Ce matin, en faisant du tapis en mode marche rapide, à la salle de sports, j’étais face à un écran de télévision branché sur une chaîne d’information. Et, mes écouteurs sur les oreilles, je regardais ce qui me passait sous les yeux. À un moment, il a été question d’un site Internet, une start-up, basée en Angleterre (à Londres, je crois) dont le but est de proposer « un service sur mesure et unique d’aide à la rédaction de devoirs dans toutes les matières, destiné aux étudiants francophones du collège au Master (en gros, pour les jeunes de 10 à 30 ans, quoi, non ?)

Les prix vont de 7€ à 18.40€ hors taxes mais attention, ce prix n’est valable que pour une page. Si le devoir que vous souhaitez commander en comporte plusieurs, il faudra donc multiplier ce prix par autant. Et si vous ne savez pas faire cette opération, moi, je pense que je vais créer un site pour permettre aux jeunes scolarisés de trouver les bonnes réponses à leurs tables de multiplication. Mais moi, je ne serai pas aussi cher car j’ai conscience qu’il me faudra être bien placé sur le marché très compétitif d’aide à la fainéantise et à la fumisterie.

Au vu de tout ça, on est en droit de se demander quelle est la véritable pertinence de ce site et quelle aide il peut réellement apporter à ceux qui ont des devoirs à faire. Il paraît que si on commande un devoir sur bonnenote.fr, il existe une annonce indiquant qu’en aucun cas, le devoir rendu ne peut être remis tel quel à un professeur, qu’il faut le réécrire à chaque jeune qui en achète un. Ouais, et si ma tante en avait, on l’appellerait mon oncle. Comme si les jeunes qui vont utiliser ce service vont jouer le jeu de l’honnêteté.

Quand même, je m’interroge.

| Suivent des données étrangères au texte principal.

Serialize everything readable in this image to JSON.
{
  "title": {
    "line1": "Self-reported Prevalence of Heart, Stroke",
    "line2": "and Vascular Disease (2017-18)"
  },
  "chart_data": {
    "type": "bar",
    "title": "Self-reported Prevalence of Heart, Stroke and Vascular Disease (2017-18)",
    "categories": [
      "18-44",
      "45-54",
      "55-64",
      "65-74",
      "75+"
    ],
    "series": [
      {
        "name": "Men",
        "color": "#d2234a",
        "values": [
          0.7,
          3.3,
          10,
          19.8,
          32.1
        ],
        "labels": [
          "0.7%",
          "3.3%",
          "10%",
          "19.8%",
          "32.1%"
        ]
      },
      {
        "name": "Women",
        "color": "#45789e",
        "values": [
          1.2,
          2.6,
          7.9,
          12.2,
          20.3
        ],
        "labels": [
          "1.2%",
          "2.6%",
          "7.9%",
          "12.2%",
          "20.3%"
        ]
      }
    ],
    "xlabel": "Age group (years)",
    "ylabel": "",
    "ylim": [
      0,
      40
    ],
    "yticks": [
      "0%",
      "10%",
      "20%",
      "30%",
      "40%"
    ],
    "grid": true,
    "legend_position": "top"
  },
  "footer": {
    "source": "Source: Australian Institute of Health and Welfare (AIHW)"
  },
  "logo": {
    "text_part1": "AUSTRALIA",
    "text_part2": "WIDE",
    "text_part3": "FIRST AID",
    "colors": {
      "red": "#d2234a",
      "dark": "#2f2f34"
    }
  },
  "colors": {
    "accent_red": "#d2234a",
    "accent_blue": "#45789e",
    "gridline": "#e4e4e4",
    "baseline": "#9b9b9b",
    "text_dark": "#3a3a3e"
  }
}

Où va-t-on si même pour ça, les jeunes préfèrent payer plutôt que travailler. Et avec quel argent ? Moi, si je repense à mon adolescence, même si j’ai eu parfois du mal à m’y mettre, j’ai toujours fait mes devoirs. Et autant vous dire que je n’aurais même pas pu avoir le dixième du prix à dépenser pour que quelqu’un le fasse pour moi. Il y a vraiment un fossé abyssal entre ma génération (et les précédentes) et celle d’aujourd’hui. Déjà qu’avec Wikipédia c’était facile de pomper tout ce qu’il fallait pour une dissertation ou un exposé.

Ma foi, si c’est ça qui va construire les jeunes qui sont prêts à payer pour ne pas avoir à se pencher sur leurs devoirs, pourquoi pas mais j’avoue avoir du mal. Cela dit, si quelqu’un était capable de créer un site qui s’appellerait lebilletdujour.fr afin de m’aider, parfois, à trouver une idée pour écrire mon billet quotidien, je pourrais peut-être, je dis bien peut-être, revoir ma position. À la condition que ça soit moi qui crée le site. Mais alors, ça m’obligerait à écrire tous les jours quand même ? Je ne vois pas très bien ce que je vais y gagner. Tout compte fait.